Реставрирующая ностальгия пробуждает национальное прошлое и будущее; рефлексирующая ностальгия больше связана с индивидуальной и культурной памятью. Они могут пересекаться в своих базовых положениях, но они не совпадают в своих нарративах и сюжетах идентичности. Иными словами, они могут использовать одни и те же триггеры памяти и символы, все ту же «мадленку Пруста» [155] , но они рассказывают об этом совершенно разные истории.
Ностальгия первого типа тяготеет к коллективным изобразительным символам и устной культуре. Ностальгия второго типа более ориентирована на индивидуальный нарратив, который основан на смаковании деталей и памятных знаков и который постоянно откладывает реальное возвращение на родину [156] . Если реставрирующая ностальгия заканчивается воссозданием символов и ритуалов дома и родины в попытке завоевать и «опространствить время» (spatialize time), рефлексирующая ностальгия склонна лелеять разрозненные осколки памяти и «овременять пространство» (temporalize space). Реставрирующая ностальгия воспринимает себя серьезно. Рефлексирующая ностальгия, напротив, может быть иронической и юмористической. Она показывает, что тоска и критическое мышление не противоречат друг другу, поскольку аффективные воспоминания не освобождают человека от сострадания, суждения или критической рефлексии.
155
«Madeleine» – традиционное французское печенье «Мадлен», изготавливаемое, как правило, в форме морских гребешков и ракушек.
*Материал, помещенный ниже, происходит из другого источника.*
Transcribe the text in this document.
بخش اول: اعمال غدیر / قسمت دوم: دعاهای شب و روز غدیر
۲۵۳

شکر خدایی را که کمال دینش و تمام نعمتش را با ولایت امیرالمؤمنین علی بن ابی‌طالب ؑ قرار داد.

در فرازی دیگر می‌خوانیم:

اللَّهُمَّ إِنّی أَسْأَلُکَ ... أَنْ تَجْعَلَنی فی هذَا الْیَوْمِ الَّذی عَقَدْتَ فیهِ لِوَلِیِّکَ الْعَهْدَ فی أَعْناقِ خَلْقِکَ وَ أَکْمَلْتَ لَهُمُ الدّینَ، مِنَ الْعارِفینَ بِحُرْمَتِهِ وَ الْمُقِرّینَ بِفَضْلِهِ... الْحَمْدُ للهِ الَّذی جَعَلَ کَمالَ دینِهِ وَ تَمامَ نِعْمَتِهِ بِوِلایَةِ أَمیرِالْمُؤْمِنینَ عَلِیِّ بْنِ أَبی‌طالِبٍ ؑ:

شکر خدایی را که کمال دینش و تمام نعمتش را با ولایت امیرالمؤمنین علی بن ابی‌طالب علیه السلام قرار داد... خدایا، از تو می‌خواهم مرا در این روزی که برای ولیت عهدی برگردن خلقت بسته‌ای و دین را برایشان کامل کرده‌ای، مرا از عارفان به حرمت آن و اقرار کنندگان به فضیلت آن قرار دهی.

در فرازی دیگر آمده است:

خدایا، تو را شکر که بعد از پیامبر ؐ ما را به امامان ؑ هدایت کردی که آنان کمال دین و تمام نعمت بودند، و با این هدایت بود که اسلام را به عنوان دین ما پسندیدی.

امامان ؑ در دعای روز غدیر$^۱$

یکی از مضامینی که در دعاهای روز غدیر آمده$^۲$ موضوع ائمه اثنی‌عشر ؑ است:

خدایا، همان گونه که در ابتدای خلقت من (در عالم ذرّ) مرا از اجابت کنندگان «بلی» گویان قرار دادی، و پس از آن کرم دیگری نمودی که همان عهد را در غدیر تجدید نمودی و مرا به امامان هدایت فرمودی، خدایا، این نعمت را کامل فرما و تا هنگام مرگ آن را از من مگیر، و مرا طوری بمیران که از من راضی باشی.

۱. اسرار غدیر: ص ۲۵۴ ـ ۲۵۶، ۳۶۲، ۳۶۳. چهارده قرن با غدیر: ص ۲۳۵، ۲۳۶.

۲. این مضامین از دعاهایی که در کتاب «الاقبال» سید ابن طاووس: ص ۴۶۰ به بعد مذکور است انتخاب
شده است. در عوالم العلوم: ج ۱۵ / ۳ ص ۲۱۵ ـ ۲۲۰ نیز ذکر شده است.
Так называемая «мадленка Пруста» – универсальная метафора «воспоминаний о детстве», «вкуса детства», «ностальгии по детству», происходящая из французской литературы. Метафора связана со знаменитой сценой из романа Марселя Пруста «В сторону Свана», где герой обмакивает печенье в чай и погружается в глубокие воспоминания о детстве, занимающие добрую сотню страниц. – Примеч. пер.
156
Роман Якобсон предлагал различать два вида афазии, лингвистического расстройства «забывания» структуры языка. Первый полюс был метафорическим – транспозиция через смещение и замещение. Например, если пациента попросят назвать, что у него ассоциируется с красным флагом, он может сказать «Советский Союз». Пациент помнит символы, но не контексты. Второй полюс был метонимическим – память о контекстуальных, смежных деталях, которые не были символической заменой. Пациент мог, к примеру, помнить, что флаг, сделанный из бархата с золотой вышивкой, он обычно нес на демонстрации, а потом получал выходной и отправлялся в деревню, чтобы собирать грибы. Представленные здесь два вида ностальгии отражают афазию Якобсона: оба вида в итоге представляют собой побочные эффекты катастрофической интерференции и отчаянных попыток воссоздания нарратива утраченных воспоминаний. См.: Jakobson R. Two Types of Aphasia // Language in Literature. Cambridge, MA: Harvard University Press, 1987.